Cuando finalmente murió, la familia creyó que al menos podría darle un último adiós con respeto. Pero la realidad los golpeó otra vez. La funeraria no tenía espacio. El cuerpo del Conde fue llevado a un sótano oscuro donde lo prepararon con lo poco que había. La indignación creció cuando les entregaron un ataúd improvisado, sin cristal para ver por ultima vez el rostro del difunto el cual seria cremado, una solución a la que acuden muchos cubanos para evitar otra mueca negra de la actualidad: donde enterrar al fallecido y como trasladarse al cementerio. Sobre el traslado justamente, sucedió otra desagradable sorpresa. Dispondrían de unas pocas horas pues ante la escasez de combustible y a falta de espacio tendrían que velarlo en un santiamén y por consiguiente ni allegados ni dolientes estarían a tiempo para acudir a su despedida.
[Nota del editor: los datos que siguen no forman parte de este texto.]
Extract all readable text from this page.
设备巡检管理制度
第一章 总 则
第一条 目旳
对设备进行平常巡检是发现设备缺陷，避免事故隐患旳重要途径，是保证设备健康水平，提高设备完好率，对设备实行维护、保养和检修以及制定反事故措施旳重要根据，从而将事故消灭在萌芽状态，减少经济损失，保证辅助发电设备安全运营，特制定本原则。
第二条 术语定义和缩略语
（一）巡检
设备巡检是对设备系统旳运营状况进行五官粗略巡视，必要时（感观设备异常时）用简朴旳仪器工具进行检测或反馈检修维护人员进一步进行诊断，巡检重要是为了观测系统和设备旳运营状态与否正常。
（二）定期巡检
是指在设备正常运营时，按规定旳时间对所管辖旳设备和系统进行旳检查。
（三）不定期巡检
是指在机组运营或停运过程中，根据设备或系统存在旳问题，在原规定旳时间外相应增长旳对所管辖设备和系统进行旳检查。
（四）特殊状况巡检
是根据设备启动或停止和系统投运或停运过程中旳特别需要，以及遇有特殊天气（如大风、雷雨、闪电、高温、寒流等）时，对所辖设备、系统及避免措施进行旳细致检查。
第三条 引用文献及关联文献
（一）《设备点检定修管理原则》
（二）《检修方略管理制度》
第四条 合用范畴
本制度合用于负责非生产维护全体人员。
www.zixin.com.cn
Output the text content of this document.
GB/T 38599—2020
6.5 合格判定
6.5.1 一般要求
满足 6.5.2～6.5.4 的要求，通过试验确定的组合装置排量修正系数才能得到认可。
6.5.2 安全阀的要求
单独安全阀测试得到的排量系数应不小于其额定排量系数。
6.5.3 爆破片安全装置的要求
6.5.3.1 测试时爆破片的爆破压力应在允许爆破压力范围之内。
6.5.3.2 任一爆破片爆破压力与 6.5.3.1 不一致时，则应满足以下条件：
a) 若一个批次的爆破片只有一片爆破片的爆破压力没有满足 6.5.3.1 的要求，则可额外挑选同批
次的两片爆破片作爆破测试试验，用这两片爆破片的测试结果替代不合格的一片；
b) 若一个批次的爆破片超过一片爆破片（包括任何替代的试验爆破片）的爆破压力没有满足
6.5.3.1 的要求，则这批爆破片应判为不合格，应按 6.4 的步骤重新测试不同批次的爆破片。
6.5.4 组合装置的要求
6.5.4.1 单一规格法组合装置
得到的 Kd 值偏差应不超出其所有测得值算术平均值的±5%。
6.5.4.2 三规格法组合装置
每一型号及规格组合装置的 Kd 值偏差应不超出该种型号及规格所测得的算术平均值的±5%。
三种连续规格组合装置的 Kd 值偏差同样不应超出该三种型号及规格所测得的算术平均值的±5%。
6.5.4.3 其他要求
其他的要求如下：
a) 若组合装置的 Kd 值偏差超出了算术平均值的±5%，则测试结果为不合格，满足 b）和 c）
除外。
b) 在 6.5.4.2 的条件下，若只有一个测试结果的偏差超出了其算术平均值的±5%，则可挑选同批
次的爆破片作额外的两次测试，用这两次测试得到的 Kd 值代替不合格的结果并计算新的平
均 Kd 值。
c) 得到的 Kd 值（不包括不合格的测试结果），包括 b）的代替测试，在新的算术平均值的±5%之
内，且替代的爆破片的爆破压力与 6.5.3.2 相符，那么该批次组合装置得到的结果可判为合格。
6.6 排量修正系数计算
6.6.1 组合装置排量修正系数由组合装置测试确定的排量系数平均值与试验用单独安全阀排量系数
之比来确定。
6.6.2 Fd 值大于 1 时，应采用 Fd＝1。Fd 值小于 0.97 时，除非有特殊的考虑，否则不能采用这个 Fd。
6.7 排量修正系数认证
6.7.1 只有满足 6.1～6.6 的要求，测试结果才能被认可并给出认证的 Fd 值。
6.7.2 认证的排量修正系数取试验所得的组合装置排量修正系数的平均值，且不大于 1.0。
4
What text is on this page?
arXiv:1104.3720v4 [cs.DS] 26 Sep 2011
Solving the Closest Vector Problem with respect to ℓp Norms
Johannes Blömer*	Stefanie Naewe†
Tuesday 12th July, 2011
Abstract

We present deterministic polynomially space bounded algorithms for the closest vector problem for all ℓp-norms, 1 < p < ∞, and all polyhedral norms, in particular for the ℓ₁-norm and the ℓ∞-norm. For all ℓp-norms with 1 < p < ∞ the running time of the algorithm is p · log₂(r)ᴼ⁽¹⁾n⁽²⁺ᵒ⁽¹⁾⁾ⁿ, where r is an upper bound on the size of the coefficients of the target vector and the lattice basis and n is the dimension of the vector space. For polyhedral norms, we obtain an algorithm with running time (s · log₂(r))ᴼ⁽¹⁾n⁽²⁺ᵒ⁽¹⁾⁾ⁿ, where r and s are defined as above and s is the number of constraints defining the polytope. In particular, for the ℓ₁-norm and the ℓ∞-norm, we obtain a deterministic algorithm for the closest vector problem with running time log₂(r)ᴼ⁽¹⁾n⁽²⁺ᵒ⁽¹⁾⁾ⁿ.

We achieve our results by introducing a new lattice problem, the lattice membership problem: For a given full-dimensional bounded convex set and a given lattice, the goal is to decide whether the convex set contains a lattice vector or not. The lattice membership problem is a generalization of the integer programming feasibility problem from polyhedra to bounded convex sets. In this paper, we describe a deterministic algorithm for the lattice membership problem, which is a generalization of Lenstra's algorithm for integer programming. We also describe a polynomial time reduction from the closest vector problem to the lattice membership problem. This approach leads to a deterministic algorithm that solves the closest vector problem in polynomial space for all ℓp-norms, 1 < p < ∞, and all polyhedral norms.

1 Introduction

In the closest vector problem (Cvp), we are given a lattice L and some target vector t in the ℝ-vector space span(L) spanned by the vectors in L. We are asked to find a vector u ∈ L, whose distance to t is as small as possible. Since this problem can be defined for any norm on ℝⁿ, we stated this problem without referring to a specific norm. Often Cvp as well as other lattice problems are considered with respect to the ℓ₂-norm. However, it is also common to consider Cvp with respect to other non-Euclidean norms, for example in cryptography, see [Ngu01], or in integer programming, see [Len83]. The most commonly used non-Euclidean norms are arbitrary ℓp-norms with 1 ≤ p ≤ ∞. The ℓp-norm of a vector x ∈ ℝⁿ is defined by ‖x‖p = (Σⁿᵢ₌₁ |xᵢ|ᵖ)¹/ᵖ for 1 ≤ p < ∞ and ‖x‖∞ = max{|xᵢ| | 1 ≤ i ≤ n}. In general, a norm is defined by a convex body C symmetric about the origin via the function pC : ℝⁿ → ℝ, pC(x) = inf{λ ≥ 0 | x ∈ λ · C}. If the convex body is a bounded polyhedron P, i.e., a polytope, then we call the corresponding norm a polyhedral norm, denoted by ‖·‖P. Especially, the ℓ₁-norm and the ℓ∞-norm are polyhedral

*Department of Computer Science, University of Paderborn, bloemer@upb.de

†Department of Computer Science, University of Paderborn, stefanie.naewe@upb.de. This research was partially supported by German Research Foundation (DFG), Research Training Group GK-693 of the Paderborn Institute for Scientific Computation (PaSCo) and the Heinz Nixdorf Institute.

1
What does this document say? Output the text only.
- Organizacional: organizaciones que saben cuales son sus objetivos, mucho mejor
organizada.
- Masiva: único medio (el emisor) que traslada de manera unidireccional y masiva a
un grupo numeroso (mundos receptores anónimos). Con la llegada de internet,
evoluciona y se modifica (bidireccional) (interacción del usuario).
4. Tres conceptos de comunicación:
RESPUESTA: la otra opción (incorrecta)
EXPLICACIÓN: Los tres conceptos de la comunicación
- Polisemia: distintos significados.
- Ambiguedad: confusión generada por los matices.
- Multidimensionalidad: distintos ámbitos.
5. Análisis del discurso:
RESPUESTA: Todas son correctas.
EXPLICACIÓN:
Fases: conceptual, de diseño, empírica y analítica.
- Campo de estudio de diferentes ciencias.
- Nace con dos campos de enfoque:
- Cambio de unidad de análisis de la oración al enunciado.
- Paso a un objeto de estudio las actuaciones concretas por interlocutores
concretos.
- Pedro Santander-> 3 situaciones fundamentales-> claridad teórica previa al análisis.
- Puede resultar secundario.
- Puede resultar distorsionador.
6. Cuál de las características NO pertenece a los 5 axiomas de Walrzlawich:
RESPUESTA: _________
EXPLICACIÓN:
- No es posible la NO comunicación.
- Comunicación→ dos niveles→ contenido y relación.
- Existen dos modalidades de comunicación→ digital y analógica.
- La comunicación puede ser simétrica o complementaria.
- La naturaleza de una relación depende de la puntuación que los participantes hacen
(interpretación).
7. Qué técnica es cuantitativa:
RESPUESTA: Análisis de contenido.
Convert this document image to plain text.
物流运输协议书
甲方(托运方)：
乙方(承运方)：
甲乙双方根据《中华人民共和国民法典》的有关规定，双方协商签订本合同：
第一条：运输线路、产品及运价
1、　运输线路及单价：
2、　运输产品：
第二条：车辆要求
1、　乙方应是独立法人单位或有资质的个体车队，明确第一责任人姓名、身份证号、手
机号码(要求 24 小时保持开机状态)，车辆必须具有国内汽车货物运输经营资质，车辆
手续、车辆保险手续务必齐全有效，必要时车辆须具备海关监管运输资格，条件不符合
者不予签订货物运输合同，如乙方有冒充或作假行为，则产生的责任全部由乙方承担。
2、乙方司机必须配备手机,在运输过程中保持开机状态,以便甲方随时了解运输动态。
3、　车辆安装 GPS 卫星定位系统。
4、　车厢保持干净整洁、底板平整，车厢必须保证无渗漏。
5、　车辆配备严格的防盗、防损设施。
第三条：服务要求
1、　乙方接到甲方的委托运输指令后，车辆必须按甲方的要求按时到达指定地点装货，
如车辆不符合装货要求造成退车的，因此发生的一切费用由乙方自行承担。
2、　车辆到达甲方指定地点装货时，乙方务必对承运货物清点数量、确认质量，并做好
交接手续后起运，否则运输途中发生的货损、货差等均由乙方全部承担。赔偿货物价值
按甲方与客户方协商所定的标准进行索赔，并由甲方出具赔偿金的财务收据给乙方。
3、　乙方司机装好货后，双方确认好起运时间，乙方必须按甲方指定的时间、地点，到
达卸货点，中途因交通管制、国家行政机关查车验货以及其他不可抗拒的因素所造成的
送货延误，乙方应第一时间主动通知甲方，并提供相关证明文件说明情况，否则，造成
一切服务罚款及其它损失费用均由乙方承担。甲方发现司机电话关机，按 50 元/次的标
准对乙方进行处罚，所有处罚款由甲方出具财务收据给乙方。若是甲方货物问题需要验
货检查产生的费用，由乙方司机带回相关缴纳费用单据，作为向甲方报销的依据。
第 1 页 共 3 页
Así fue como en apenas unas horas los recuerdos del Conde quedaron en cenizas, perdiéndose también el retrato de una sociedad donde morir con dignidad se ha vuelto un privilegio. Su historia encierra la contradicción de un país que alguna vez lo premió con diplomas y medallas, y que lo despidió como a un desposeído con un pasaje fugaz y turbulento de la vida a la muerte.
La muerte en Cuba se ha convertido en un proceso de zozobra: hospitales sin recursos, funerarias sin capacidad, ataúdes improvisados y cementerios saturados. La del Conde es apenas una de tantas historias que exponen la crudeza de un sistema donde el ciudadano no encuentra respeto ni en su último día. Murió como mendigo, aunque en vida todos lo recordarán como lo que siempre fue: un hombre digno, quebrado por un final indigno.